Water Smarts

Water Smarts

June 30th, 2013 Katie West in Local Regional News

There's nothing like a steamy July day in Chattanooga to make you thirsty, and hydration is just as important whether you're training for a 5K or spending the day relaxing at the lake. Niki Chambers, owner and personal trainer at Chattanooga Fitness and Nutrition, shares some tips on how to stay safe and thirst-free in the summer heat.

Healthy, Hydrating Snacks

Chambers says that high-water foods are not a substitute for drinking water but should still be an important part of your summer diet.

Watermelon

Apples

Blueberries

Cantaloupe

Peaches

Tomatoes

Carrots

Cucumbers

Spinach

Yogurt

Drink early.

They say an ounce of prevention is worth a pound of cure, and in hydration terms that means a steady daily fluid intake. "The first thing I= tell people is to drink ahead, before you even start your day," says Chambers. "Drink until your urine is clear.
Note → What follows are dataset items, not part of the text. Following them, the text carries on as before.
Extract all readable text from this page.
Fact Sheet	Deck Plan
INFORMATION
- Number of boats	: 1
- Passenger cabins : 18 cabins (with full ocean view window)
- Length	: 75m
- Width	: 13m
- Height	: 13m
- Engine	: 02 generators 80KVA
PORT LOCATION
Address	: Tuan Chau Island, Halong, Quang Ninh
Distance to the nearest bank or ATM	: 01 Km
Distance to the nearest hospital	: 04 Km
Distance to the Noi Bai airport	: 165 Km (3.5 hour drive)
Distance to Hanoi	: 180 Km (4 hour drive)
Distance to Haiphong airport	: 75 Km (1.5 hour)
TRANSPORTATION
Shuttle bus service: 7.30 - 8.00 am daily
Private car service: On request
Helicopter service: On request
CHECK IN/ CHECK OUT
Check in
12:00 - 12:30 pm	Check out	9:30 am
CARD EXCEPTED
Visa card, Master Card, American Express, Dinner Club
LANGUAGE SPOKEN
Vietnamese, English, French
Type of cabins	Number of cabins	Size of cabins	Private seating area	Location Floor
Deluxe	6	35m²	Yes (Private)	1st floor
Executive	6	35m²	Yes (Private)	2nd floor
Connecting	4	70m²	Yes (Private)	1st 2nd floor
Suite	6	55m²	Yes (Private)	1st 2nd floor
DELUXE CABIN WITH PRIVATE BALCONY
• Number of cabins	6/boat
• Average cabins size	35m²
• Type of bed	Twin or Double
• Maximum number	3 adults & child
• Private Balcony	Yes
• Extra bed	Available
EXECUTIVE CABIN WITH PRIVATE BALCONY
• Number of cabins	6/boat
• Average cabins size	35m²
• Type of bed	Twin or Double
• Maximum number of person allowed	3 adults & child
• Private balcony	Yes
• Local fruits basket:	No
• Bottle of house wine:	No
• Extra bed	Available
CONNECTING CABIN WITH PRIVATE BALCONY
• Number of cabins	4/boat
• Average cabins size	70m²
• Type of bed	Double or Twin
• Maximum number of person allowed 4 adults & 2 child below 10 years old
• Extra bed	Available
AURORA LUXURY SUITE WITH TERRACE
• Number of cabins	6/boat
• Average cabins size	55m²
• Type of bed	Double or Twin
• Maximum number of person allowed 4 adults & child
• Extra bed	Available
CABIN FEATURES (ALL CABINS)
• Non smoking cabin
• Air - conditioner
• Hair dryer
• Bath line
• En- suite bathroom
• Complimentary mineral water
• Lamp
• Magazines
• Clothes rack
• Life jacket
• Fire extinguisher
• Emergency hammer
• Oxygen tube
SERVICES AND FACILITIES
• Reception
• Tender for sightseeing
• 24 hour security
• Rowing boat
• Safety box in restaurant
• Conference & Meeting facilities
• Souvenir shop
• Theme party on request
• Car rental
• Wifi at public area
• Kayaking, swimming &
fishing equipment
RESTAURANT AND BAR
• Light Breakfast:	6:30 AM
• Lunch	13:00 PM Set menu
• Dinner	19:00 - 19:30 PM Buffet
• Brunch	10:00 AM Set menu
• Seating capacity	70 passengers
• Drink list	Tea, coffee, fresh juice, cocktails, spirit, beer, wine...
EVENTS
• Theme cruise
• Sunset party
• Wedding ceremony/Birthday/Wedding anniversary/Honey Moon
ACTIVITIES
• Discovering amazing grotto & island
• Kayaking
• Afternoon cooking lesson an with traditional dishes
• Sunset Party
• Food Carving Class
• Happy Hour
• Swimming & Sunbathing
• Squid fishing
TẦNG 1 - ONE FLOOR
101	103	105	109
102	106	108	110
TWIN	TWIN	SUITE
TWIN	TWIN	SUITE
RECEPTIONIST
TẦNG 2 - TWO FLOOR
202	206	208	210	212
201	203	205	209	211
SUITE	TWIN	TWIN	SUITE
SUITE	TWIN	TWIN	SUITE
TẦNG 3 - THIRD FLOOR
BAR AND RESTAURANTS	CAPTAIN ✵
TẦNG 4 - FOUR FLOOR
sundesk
As soon as it starts getting darker yellow, you're already dehydrated."

Drink water.

"It's really good to get it from straight water instead of other drinks or food," explains Chambers. Many other drinks, like coffee, alcohol, tea and soda, contain water but are diuretics and increase the flow of water from the body-not something you want when your goal is water retention. So if you're going to have a few drinks, make sure you intersperse them with glasses of water.

Drink a lot.

Water intake helps regulate body temperature, which is critical for preventing overheating. "People should drink 80 to 120 ounces on a regular day, but I ask my clients to do 120-plus if they're going to be active or outside in the heat," says Chambers. Under these circumstances, half a cup of water every 15 to 20 minutes is a good rule of thumb. A multi-use water bottle with measurements on the side is a good way to track water consumption.

Know the signs.

Dehydration can run the gamut from mild (thirst and a dry, sticky mouth) to severe (coma and even death), depending on how long you go without water intake. Other symptoms include dark yellow urine, lethargy, low urine output, confusion and inability to produce tears; babies have a soft spot on the top of the head that can sink in when they are dehydrated.

Know the solutions.

If you think you are getting dehydrated, get out of direct sunlight and don't guzzle water-this can lead to nausea. Instead, take in water or a diluted electrolytes-containing drink about 4 ounces at a time, says Chambers. If a person is exhibiting serious symptoms like confusion or lightheadedness, get medical help.